Charité et responsabilité: quel rapport?

A la racine étymologique du terme responsabilité se trouve le verbe latin «respondere». La capacité de réponse est donc au cœur de la responsabilité. Mais en fait, il y a non pas une mais au moins deux réponses à donner.

La première vient par l’attitude, la décision et l’action, elle répond aux circonstances du moment, aux attentes et aux valeurs que l’acteur porte en lui. La seconde est la réponse donnée, le cas échéant, aux tiers, par le compte rendu, l’explication ou la justification des actions passées et de leurs éventuelles conséquences.

Ces deux réponses ne vont pas nécessairement de pair, la seconde n’étant pas automatique, elle survient dans des cas particuliers. De plus, elles diffèrent à bien des égards. Si l’action responsable suppose l’acceptation préalable – même implicite – du fardeau par le sujet, l’absence d’une telle acceptation ne saurait dispenser, le cas échéant, l’acteur d’être tenu de s’expliquer ou de se justifier ultérieurement devant des instances ad hoc. Elles s’inscrivent aussi dans des registres différents: celui de l’action et de la décision pour la première (sagesse pratique) et celui de la réflexion rétrospective impliquant des tiers, souvent à dimension institutionnelle et légale. Ainsi, les deux réponses appartiennent à des temporalités et des configurations différentes.

«L’invocation de la ‘responsabilité’ traduit un élargissement du référentiel de la responsabilité qui s’opère dans l’opinion publique»

L’appel à la responsabilité retentit aujourd’hui un peu partout. Il se traduit par le recours fréquent à l’adjectif «responsable» accolé aux diverses activités économiques: placements ou investissement responsables, consommation responsable, ou encore multinationales responsables, etc. Est-ce à dire que ces activités ont échappé jusque-là aux règles de la responsabilité, qu’elles ont été conduites de manière non-responsable, voire irresponsable?

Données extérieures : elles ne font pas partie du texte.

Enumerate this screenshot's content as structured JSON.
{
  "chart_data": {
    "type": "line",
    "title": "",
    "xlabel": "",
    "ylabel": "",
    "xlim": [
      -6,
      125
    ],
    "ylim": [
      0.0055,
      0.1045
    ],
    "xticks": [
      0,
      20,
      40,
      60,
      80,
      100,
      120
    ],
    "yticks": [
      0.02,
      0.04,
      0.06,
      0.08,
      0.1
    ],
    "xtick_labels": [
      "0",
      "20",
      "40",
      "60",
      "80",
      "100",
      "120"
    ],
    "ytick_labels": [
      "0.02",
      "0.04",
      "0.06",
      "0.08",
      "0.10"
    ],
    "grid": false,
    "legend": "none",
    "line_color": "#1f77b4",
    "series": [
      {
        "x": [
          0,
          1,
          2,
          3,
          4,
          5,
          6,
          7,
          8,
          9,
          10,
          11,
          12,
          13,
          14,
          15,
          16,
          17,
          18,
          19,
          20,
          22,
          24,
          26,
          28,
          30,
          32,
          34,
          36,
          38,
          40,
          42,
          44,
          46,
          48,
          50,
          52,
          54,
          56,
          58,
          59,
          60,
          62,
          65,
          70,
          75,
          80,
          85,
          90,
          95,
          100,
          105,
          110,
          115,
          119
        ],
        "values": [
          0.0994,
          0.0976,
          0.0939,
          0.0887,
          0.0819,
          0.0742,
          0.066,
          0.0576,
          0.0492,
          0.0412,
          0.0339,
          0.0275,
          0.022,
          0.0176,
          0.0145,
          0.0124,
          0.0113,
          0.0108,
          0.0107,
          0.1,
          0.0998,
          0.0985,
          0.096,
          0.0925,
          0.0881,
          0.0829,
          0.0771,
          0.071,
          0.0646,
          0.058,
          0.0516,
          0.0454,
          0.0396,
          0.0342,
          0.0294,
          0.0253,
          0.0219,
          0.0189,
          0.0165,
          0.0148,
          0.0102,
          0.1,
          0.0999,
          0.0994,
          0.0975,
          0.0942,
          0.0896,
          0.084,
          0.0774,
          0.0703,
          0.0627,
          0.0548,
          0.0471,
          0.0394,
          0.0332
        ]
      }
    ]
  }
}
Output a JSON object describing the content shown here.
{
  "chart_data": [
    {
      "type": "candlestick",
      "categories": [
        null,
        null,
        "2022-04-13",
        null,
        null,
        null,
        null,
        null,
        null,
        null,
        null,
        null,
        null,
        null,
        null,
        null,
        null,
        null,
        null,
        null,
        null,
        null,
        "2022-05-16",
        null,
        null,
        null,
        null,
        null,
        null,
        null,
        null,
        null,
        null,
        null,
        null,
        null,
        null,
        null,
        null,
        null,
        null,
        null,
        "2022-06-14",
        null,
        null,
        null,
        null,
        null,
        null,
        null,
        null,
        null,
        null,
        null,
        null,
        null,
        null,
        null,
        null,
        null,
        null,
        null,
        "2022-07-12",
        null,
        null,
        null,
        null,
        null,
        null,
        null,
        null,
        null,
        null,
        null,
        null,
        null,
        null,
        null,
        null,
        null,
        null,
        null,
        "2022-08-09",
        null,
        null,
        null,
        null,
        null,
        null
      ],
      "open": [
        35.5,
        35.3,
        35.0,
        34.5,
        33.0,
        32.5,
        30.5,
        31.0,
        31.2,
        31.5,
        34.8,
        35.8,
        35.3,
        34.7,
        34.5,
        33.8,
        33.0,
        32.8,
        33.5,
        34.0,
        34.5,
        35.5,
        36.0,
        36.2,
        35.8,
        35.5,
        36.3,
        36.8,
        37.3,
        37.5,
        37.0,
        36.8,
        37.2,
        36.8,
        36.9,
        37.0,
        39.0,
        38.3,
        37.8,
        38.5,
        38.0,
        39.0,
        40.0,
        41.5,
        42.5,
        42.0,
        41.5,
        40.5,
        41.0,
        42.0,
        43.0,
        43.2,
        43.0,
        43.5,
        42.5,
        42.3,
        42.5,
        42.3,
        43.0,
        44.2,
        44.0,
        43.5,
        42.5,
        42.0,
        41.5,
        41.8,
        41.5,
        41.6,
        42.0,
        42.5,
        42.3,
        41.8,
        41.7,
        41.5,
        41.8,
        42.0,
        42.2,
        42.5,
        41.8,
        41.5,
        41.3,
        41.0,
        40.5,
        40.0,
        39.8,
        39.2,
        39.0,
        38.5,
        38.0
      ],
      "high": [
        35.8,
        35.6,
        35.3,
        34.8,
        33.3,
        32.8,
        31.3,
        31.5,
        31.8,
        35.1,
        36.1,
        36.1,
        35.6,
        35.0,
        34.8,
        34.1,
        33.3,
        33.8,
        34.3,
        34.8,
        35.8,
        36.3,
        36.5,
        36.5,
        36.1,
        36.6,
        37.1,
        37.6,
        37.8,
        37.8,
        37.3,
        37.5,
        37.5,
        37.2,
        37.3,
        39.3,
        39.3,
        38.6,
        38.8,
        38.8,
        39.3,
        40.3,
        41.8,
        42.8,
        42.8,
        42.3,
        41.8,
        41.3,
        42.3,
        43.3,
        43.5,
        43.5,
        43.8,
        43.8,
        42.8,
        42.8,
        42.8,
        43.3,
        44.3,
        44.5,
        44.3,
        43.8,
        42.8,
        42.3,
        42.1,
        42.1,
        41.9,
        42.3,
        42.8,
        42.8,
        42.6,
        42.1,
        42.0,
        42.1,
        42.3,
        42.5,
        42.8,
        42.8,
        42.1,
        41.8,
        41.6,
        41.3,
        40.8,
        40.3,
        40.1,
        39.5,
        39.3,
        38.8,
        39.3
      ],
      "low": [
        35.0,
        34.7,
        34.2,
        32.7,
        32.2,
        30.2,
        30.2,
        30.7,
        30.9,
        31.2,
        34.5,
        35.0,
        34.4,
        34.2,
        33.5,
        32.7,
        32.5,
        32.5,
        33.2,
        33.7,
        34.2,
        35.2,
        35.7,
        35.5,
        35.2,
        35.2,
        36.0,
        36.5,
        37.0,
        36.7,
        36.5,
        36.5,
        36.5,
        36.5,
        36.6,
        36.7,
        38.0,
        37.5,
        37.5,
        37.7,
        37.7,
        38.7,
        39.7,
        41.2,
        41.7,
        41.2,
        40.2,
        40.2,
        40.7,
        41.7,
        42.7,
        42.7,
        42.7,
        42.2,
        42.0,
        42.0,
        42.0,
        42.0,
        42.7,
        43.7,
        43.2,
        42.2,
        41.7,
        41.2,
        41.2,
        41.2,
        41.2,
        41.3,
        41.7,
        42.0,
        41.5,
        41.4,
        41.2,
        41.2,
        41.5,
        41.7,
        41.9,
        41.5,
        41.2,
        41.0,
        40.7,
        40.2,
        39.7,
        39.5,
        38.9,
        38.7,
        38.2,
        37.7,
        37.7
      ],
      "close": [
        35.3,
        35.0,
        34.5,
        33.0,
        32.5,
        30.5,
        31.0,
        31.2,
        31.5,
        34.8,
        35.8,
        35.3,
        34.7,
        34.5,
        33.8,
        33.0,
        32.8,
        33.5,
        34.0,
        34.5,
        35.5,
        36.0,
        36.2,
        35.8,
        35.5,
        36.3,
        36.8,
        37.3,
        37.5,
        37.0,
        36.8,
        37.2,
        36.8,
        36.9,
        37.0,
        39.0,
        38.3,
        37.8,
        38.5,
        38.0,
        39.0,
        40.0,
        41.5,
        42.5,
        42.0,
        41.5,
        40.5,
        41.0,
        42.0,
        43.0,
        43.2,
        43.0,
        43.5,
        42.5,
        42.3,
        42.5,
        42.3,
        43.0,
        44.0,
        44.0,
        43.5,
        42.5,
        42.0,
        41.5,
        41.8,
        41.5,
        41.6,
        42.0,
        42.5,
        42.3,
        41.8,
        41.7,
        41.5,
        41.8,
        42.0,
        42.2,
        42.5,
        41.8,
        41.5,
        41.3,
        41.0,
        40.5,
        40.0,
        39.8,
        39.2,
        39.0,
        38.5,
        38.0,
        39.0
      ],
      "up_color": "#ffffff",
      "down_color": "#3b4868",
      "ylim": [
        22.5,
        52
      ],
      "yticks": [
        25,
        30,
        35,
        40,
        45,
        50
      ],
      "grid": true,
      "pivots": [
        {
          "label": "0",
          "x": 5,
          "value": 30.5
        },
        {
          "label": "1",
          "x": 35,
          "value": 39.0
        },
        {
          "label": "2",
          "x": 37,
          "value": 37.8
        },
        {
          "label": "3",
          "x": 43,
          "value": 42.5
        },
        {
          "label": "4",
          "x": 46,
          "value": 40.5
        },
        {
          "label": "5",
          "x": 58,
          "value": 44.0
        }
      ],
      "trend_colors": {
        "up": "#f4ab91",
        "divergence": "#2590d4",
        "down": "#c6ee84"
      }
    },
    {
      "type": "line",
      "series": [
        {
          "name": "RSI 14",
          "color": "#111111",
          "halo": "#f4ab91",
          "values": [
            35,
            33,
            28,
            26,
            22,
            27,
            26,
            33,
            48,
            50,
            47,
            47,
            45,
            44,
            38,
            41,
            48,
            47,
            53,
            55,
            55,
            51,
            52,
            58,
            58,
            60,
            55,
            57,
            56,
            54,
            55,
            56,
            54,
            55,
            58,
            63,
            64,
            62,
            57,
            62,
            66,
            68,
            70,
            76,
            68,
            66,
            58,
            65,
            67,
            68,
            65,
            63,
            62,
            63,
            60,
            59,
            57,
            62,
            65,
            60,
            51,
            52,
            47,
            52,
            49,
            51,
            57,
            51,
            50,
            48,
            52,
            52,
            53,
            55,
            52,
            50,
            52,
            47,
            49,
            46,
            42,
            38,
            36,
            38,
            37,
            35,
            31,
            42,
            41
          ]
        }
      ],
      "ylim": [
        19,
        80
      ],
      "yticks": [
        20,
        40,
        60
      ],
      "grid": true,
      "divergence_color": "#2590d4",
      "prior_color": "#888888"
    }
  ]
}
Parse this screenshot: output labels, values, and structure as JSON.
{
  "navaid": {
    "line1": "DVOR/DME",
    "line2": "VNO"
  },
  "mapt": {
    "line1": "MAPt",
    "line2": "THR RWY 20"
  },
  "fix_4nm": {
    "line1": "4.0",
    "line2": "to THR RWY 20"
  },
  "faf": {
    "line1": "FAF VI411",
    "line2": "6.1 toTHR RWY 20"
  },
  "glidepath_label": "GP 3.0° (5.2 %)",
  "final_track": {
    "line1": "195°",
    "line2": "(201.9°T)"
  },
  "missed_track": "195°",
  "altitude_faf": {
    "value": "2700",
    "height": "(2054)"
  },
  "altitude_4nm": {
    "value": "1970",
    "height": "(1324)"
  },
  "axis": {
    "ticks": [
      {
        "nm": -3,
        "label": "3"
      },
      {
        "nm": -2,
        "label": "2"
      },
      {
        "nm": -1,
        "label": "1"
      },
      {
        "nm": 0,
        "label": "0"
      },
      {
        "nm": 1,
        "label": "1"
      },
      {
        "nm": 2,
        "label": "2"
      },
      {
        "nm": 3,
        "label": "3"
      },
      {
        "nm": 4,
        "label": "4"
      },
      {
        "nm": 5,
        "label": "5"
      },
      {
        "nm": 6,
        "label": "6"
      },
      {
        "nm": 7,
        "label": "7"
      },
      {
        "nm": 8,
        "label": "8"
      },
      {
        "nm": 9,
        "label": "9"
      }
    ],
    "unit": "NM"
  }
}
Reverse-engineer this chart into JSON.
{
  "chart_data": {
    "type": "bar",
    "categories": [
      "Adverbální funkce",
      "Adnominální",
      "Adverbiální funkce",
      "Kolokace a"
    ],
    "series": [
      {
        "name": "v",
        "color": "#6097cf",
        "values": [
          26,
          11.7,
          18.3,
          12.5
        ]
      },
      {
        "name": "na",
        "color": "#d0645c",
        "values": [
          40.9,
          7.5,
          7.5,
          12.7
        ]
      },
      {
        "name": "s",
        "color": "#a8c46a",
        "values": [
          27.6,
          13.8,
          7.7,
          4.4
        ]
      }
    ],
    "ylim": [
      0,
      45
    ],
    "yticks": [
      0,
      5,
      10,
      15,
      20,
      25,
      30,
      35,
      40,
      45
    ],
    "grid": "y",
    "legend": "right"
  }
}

L’invocation de la «responsabilité» traduit en fait un élargissement du référentiel de la responsabilité qui s’opère dans l’opinion publique. Il consiste à ajouter de nouvelles réponses aux cinq questions indispensables pour qualifier toute responsabilité. Qui est responsable? Qui est tenu pour responsable? De quoi est-il/elle (tenu) responsable? En vertu de quoi? Envers qui? Ces questions permettent de structurer tant soit peu le vaste éventail de situations réelles en mettant en évidence ce qui relève de l’aspect légal et institutionnel – responsabilité contractuelle et responsabilité pour dommages – et ce qui s’inscrit dans la dimension morale de la responsabilité.

Le «envers qui?» et «en vertu de quoi?» semblent être les deux questions centrales autour desquelles a lieu le renouveau de la notion. Elles marquent l’alternative par rapport à la seule responsabilité découlant de l’arrangement institutionnel et légal et rappellent que sur cette dernière se greffe sur une responsabilité plus haute inscrite dans l’humanité de l’acteur dont la conscience est l’expression la plus immédiate. Dans le premier cas, le monde des investissements, placements, consommations ou entreprises responsables serait strictement circonscrit par des exigences légales. Dans le second cas, les appels à la «responsabilité élargie» devraient réveiller le for interne, résonner, dans la conscience et encourager les acteurs à aller au-delà du strictement légal au nom du bien commun.

«Libre au chrétien d’aller, au nom de la charité, au-delà de la stricte justice»

Et c’est là où charité et responsabilité se rencontrent. Dans la tradition chrétienne, la charité – l’amour du prochain – est la première des trois vertus théologales, avec la foi et l’espérance (1 Cor, 13:13). Elle a aussi une dimension sociale que le pape François met en exergue dans la toute récente encyclique Fratelli Tutti (notamment 164&165 et 183). L’homme seul n’est pas capable des vertus théologales, elles sont grâce et don divin. C’est sur ces trois vertus que viennent s’enraciner les autres vertus humaines reconnues au moins depuis Aristote, notamment les quatre vertus cardiales (prudence, justice, force et tempérance). Entre elles s’interpolent toutes les autres vertus.

L’action inspirée ou guidée par les vertus intègre donc, par définition, la charité, qu’elle harmonise à l’aune des autres vertus, notamment de la prudence et de la justice; libre au chrétien d’aller, au nom de la charité, au-delà de la stricte justice. Le résultat est une décision et une action responsable fondée dans l’âme et la conscience du décideur. Toutefois, l’inverse ne saurait être tenu pour vrai: toute action responsable – notamment au sens légal ou institutionnel – n’est pas nécessairement ni vertueuse, ni charitable. Ce constat justifie aux yeux de St Thomas l’utilité des lois (pour autant qu’elles s’inspirent des considérations morales) qui ne cherchent pas à rendre les gens vertueux, mais simplement à permettre un vivre ensemble sans violence.